AJMC: American Indian and Alaska Native patients faced more than triple the cardiovascular mortality risk of non-Hispanic White patients. In addition, Alaska Native people have the highest CRC rates worldwide. What do you think the cardio-oncology field is missing when it comes to addressing the needs of these populations?

Tsai: I feel this population is definitely tricky because they are considered underrepresented in a lot of research. That's why considering overall racial minority issues, like what I mentioned earlier, like lack of awareness and access to care, is important.

The other thing we have to do is try to build a little bit more trust and get more of them involved in the research process, because it also helps us to understand what the actual barriers are that they have. Each time we look at the data, those racial minority groups are just so small, and then we have to combine them, so it is very difficult to really know which group has a particular barrier. So, I think these are the key things in academia or the research area; we really need to think about how to explore these populations a little bit more.

AJMC: How should clinicians incorporate these findings into cardiovascular risk assessment and survivorship care planning for patients with early-onset CRC moving forward?

Tsai: Because the data source I'm using is not clinical, we definitely need a little bit more comprehensive data: combined clinical data and population-level data.

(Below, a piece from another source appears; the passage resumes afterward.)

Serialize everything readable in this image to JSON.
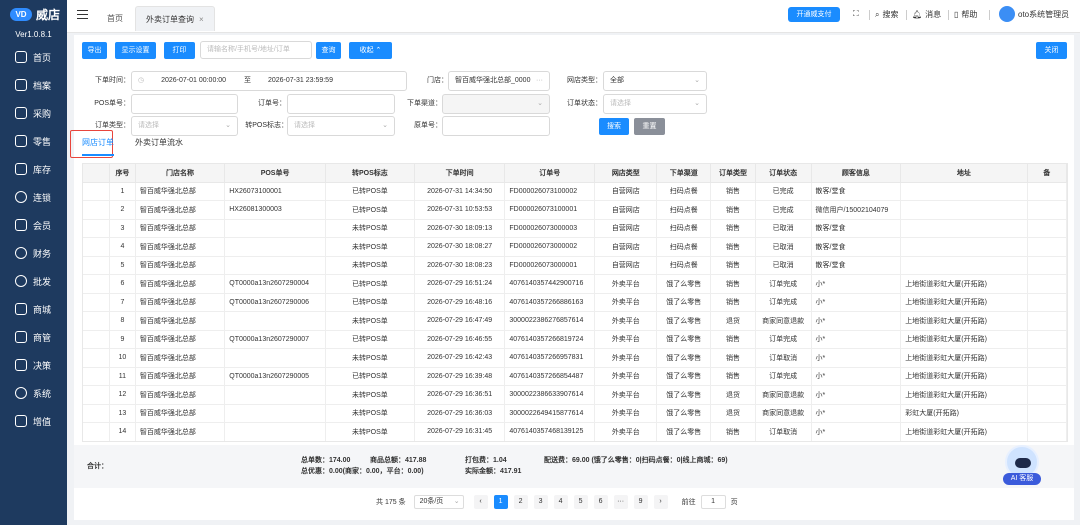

My current findings, I hope, can at least bring a little bit of attention from the health care systems to younger patients who may be affected by CVD mortality, particularly in urban areas.

Then, we have to look at more upstream factors. Is it because health care is kind of overloaded and does not really pay attention to the younger population? They also need health care resources. Based on the cardio-oncology care, we think they can use this information to plan a little bit better for their survivorship care. The next step is really just what I mentioned: we need to further confirm whether it is their prediagnosis cardiometabolic risk factors that link to the cancer diagnosis and later trigger the higher risk for CVD mortality.